In the mermithid-parasitized bumble bee collected in the current study, the infection route is not known. The bumble bee could have acquired a Pheromermis egg while seeking a water source. Based on the large size and location of the mermithid, it must have developed in the bumble bee, in which case, this would be the first report of Pheromermis developing in hosts other than Vespa spp. or Vespula spp., and having no paratenic host! It is possible that the mermithid could represent a new species of Pheromermis that is adapted to bumble bees. Future recoveries of mermithids from bumble bees are needed for further insights of the mermithid-bumble bee parasitism observed in the current study.
The bumble bee B. impatiens is a common native pollinator in eastern USA (Colla et al. 2011) though commercial colonies are also placed in agricultural fields for augmenting crop pollination. In a 2-year survey of bumble bee parasites in western MA in eastern USA, >1000 bumble bees, including 574 B. impatiens workers and males were dissected for detection of natural enemies. Conopid parasitoids and the pathogens Crithidia bombi Gorbunov (Kinetoplastida: Trypanosomatidae) and Nosema bombi Fantham and Porter (Microsporidia: Nosematidae) were detected in nine bumble bee species including B. impatiens (Gillespie 2010). No mention was made of mermithids or of Sphaerularia bombi Dufour, a nematode that has been detected in other regions in the USA (Poinar and van der Lann 1972; Maxfield-Taylor et al. 2011). While S. bombi is a common nematode parasite of bumblebees, mermithid parasitism of bumble bees is rare and has been reported earlier only once (MacLean 1966).
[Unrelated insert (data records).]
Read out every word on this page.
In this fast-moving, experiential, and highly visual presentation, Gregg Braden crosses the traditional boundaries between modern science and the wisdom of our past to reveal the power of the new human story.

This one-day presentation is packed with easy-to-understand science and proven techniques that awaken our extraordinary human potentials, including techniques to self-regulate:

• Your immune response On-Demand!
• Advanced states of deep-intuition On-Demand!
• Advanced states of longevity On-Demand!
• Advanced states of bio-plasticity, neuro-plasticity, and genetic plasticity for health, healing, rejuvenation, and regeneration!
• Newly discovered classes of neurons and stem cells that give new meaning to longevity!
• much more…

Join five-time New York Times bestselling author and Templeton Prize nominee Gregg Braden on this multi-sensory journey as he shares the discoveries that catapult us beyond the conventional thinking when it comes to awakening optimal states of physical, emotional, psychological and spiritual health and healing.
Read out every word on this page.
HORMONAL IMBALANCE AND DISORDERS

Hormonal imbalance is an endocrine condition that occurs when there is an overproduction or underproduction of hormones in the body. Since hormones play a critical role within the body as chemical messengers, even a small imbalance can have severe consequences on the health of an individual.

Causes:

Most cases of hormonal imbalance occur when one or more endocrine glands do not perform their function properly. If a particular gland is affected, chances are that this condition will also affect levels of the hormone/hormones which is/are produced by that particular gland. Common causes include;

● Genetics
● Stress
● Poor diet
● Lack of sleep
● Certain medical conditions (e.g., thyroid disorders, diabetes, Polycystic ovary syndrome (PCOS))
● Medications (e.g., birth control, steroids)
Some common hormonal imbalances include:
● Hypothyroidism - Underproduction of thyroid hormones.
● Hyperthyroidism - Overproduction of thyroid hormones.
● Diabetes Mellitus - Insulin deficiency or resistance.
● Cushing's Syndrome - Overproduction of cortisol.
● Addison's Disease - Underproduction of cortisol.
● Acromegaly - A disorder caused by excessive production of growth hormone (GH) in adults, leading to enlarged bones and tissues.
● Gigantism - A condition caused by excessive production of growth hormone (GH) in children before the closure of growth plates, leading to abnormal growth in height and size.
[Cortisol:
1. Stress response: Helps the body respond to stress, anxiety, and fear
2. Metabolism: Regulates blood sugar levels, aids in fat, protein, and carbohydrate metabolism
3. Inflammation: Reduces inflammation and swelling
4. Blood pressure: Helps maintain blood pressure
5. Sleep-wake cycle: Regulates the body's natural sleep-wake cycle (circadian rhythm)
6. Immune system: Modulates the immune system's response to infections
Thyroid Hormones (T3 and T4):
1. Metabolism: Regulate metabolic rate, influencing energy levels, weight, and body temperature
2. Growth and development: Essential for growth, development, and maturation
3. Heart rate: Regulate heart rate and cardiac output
The current detection of the mermithid in a bumblebee may be a rare event. It may represent a new Pheromermis species with a different life history or adaptation and evolution of Pheromermis spp. that infect Vespa and Vespula spp. to a new host which differs greatly in feeding habits compared to the original wasp host. Our detection of the mermithid is of concern as B. impatiens is an important pollinator in eastern USA, and pathogens and parasites have been implicated in recent reports of bumble bee declines (Cameron et al. 2011). Mermithid infections are typically fatal to the host (Poinar et al. 1976), thus Pheromermis infections can negatively impact bumble bee pollinator populations. Hence, more research is needed to determine the life cycle of the mermithid detected in the current study, and its prevalence within bumble bee populations.
The authors thank Nadine Wade for initial identification of the nematode as a mermithid, and Gracie Galindo for assistance with dissection of the bumble bees.